A Câmara Municipal de Lisboa aprovou, nesta quarta-feira, a distinção de oito estabelecimentos como Loja com História. A medida, proposta por vereadores do CDS-PP e do PSD, reconhece espaços de restauração e retalho com história na cidade. A iniciativa integra o programa já existente, com mais de 150 lojas já distinguídas.
Entre os reconhecidos estão o bar Foxtrot e a joalharia Leitão & Irmão, ambos na Misericórdia, o restaurante La Campania em Santo António e a loja Solas & Cabedais em Benfica. Completam a lista a Mister Man, Cervejaria Trindade, Torcaz Wine & Country e o restaurante Tatu, localizados em várias áreas da cidade.
Lojas distinguidas
A proposta contou com o parecer favorável das cinco freguesias envolvidas. O presidente da edilidade, Carlos Moedas, afirmou que as lojas distinguidas mantêm a alma e a identidade de Lisboa, contribuindo para a cidade.
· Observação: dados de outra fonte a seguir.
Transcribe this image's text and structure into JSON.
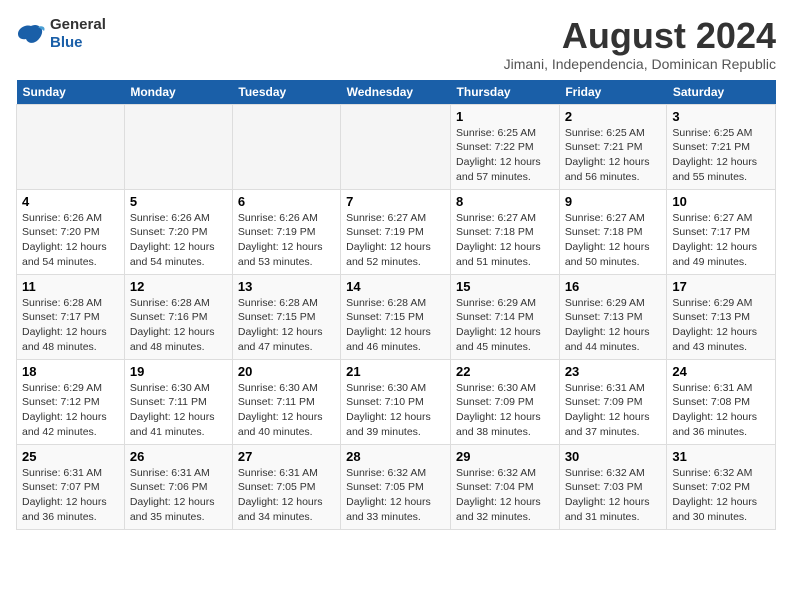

Perspetivas e próximos passos
O vereador Diogo Moura sublinhou a importância de reconhecer oito lojas com história, repartidas entre restauração e retalho, com idades entre 41 e 185 anos. O objetivo é ampliar a proteção do comércio tradicional.
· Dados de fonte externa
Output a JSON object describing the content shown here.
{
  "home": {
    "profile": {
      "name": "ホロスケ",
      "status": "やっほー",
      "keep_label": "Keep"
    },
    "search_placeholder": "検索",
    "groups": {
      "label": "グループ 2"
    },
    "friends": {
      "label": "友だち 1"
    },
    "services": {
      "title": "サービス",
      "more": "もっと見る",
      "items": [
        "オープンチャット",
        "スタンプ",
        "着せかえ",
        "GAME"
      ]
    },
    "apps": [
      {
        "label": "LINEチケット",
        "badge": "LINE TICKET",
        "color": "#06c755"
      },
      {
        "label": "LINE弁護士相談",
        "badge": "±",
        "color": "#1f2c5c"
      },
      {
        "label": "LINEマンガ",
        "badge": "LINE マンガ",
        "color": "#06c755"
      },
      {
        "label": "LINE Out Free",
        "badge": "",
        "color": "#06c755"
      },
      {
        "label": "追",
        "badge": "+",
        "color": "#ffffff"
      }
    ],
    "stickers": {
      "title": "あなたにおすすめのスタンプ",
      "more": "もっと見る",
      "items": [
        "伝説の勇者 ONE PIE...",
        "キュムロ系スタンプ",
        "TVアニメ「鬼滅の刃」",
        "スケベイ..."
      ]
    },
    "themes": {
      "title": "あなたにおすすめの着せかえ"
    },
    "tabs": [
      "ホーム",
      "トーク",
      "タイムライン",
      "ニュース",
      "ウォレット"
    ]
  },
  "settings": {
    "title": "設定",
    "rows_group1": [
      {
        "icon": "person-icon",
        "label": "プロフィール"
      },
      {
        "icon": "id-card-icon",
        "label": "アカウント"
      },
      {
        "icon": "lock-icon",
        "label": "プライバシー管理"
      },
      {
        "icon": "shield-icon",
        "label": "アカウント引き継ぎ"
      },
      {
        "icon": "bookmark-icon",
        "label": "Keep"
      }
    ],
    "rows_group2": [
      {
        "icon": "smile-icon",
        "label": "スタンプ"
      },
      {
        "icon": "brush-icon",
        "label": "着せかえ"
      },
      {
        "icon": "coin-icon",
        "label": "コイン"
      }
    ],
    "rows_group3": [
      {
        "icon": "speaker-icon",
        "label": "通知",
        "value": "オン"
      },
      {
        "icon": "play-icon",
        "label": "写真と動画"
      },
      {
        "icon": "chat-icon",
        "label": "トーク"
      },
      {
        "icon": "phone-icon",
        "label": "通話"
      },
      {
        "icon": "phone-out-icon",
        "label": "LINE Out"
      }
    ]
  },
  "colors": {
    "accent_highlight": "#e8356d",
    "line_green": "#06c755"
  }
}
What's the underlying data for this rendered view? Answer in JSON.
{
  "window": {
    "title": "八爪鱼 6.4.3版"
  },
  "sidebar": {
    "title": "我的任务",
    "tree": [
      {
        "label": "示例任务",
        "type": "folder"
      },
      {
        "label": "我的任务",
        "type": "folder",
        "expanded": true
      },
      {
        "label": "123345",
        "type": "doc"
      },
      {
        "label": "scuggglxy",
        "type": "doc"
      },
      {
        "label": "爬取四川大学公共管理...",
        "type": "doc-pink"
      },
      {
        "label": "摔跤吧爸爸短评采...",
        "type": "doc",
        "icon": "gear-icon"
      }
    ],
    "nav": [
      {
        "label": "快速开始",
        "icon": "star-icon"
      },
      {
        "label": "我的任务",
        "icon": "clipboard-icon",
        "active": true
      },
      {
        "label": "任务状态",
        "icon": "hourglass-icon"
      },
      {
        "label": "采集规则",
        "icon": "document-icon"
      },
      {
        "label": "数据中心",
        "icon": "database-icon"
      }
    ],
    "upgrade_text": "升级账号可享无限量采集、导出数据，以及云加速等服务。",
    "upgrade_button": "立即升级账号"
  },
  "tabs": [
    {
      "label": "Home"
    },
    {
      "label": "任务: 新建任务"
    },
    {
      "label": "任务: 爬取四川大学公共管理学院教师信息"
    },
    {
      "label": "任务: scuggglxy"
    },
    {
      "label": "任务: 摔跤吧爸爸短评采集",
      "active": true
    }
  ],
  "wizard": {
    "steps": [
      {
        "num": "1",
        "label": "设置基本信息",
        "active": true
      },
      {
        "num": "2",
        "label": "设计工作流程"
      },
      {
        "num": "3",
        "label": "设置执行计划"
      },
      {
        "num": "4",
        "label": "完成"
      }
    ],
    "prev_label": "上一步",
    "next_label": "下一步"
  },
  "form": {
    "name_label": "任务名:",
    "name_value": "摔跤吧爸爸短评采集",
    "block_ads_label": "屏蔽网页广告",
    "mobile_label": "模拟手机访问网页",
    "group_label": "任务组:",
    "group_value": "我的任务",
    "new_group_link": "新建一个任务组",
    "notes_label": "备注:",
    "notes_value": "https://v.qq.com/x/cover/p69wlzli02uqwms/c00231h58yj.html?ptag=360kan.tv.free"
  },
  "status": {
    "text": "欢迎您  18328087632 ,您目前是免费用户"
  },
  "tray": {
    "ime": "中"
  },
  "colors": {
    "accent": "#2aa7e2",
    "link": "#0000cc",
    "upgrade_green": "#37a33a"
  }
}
O PS trouxe a discussão sobre novas valências para evitar encerramentos de negócio, questionando medidas adicionais de proteção, incluindo o regime de arrendamento e possíveis mudanças legais.
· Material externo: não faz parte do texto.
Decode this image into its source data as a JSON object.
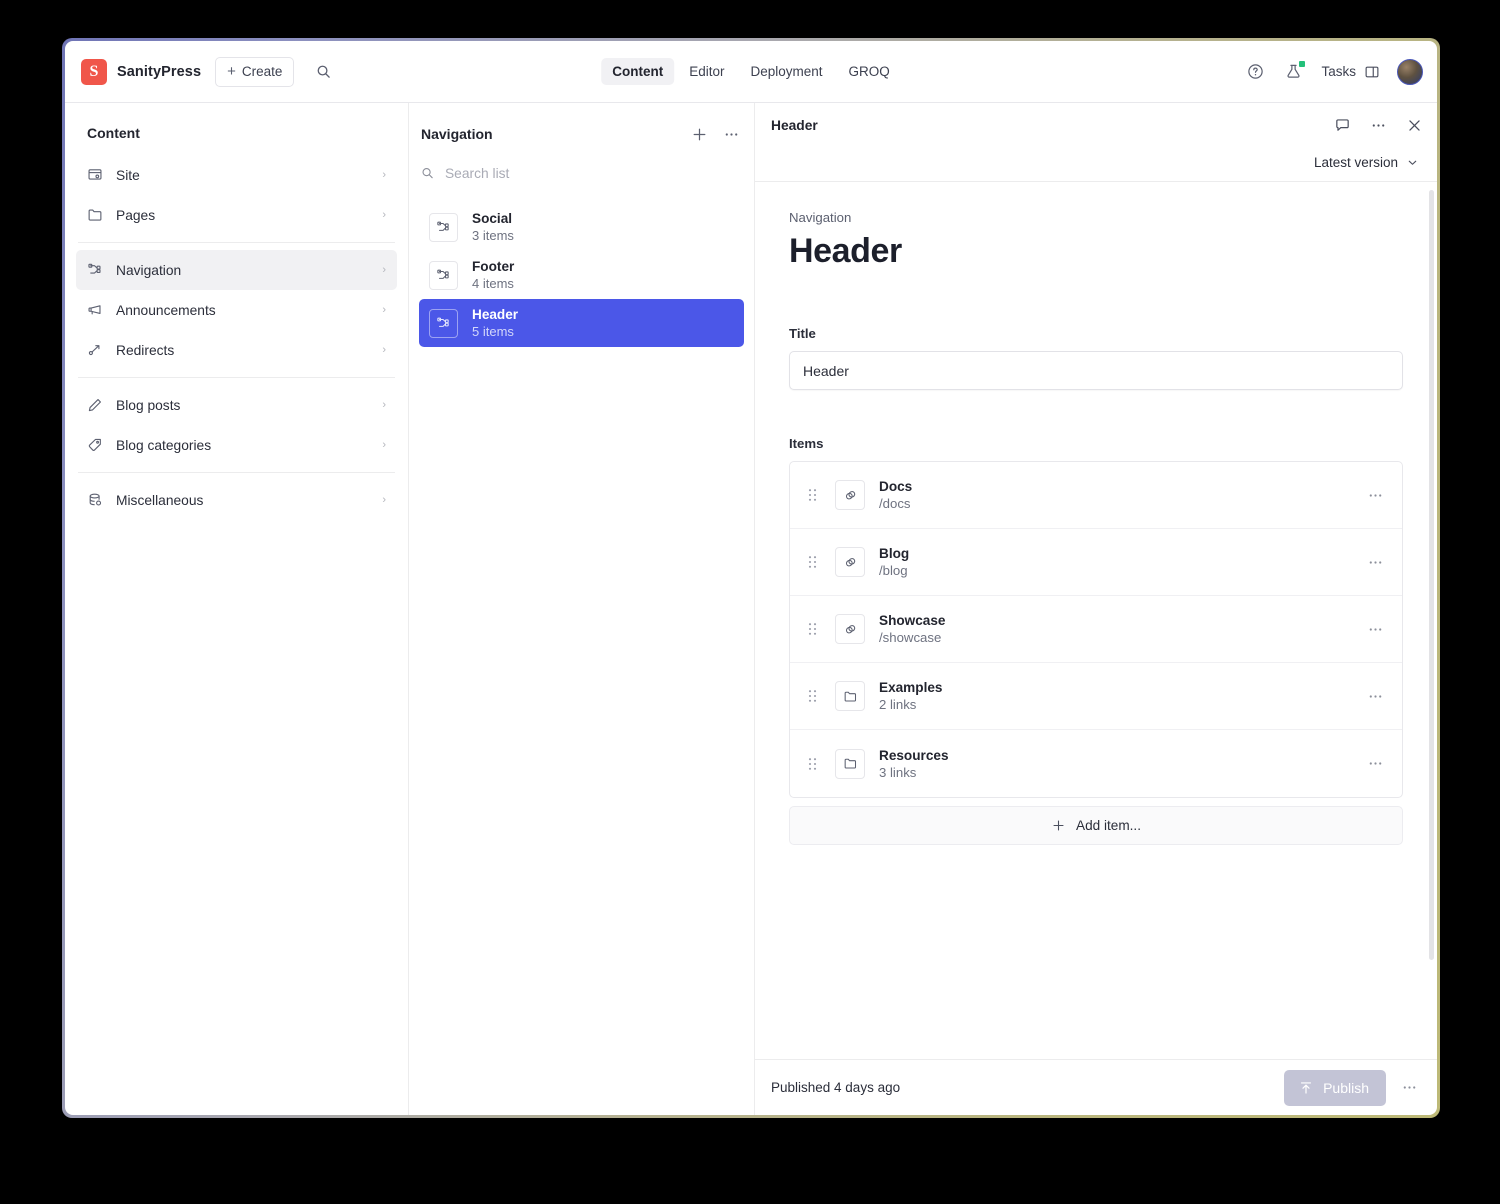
{
  "topbar": {
    "brand": "SanityPress",
    "create_label": "Create",
    "tabs": [
      {
        "label": "Content",
        "active": true
      },
      {
        "label": "Editor",
        "active": false
      },
      {
        "label": "Deployment",
        "active": false
      },
      {
        "label": "GROQ",
        "active": false
      }
    ],
    "tasks_label": "Tasks",
    "icons": {
      "help": "help-circle-icon",
      "lab": "flask-icon",
      "search": "search-icon",
      "panel": "panel-layout-icon",
      "avatar": "user-avatar"
    }
  },
  "structure": {
    "title": "Content",
    "items": [
      {
        "label": "Site",
        "icon": "site-settings-icon",
        "active": false,
        "sep_after": false
      },
      {
        "label": "Pages",
        "icon": "folder-icon",
        "active": false,
        "sep_after": true
      },
      {
        "label": "Navigation",
        "icon": "branch-icon",
        "active": true,
        "sep_after": false
      },
      {
        "label": "Announcements",
        "icon": "megaphone-icon",
        "active": false,
        "sep_after": false
      },
      {
        "label": "Redirects",
        "icon": "redirect-arrow-icon",
        "active": false,
        "sep_after": true
      },
      {
        "label": "Blog posts",
        "icon": "pencil-icon",
        "active": false,
        "sep_after": false
      },
      {
        "label": "Blog categories",
        "icon": "tag-icon",
        "active": false,
        "sep_after": true
      },
      {
        "label": "Miscellaneous",
        "icon": "database-icon",
        "active": false,
        "sep_after": false
      }
    ]
  },
  "list": {
    "title": "Navigation",
    "add_label": "+",
    "menu_label": "…",
    "search_placeholder": "Search list",
    "search_value": "",
    "documents": [
      {
        "name": "Social",
        "sub": "3 items",
        "icon": "branch-icon",
        "selected": false
      },
      {
        "name": "Footer",
        "sub": "4 items",
        "icon": "branch-icon",
        "selected": false
      },
      {
        "name": "Header",
        "sub": "5 items",
        "icon": "branch-icon",
        "selected": true
      }
    ]
  },
  "document": {
    "header_title": "Header",
    "version_label": "Latest version",
    "kicker": "Navigation",
    "title": "Header",
    "fields": {
      "title_label": "Title",
      "title_value": "Header",
      "items_label": "Items"
    },
    "items": [
      {
        "name": "Docs",
        "sub": "/docs",
        "icon": "link-icon"
      },
      {
        "name": "Blog",
        "sub": "/blog",
        "icon": "link-icon"
      },
      {
        "name": "Showcase",
        "sub": "/showcase",
        "icon": "link-icon"
      },
      {
        "name": "Examples",
        "sub": "2 links",
        "icon": "folder-icon"
      },
      {
        "name": "Resources",
        "sub": "3 links",
        "icon": "folder-icon"
      }
    ],
    "add_item_label": "Add item...",
    "footer": {
      "status": "Published 4 days ago",
      "publish_label": "Publish",
      "menu_label": "…"
    }
  },
  "colors": {
    "accent_blue": "#4b57e8",
    "brand_red": "#f0564a",
    "badge_green": "#23c07a",
    "publish_disabled": "#c3c4d6"
  }
}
Vereadores de outros quadrantes destacaram a necessidade de proteger o comércio de proximidade, reconhecendo o papel das lojas na vida de várias freguesias e bairros.
O grupo municipal indicou que está a trabalhar com o Governo num regime jurídico de licenciamento zero, com novidades previstas para breve, a ser aplicado de forma gradual.
A possível retirada de distinções para a loja Marques Sequeira, na Praça da Figueira, ficou para decisão futura do executivo. A Ginginha Sem Rival está a cargo de um processo judicial que pode evoluir para intervenção da Câmara, conforme o andamento do caso.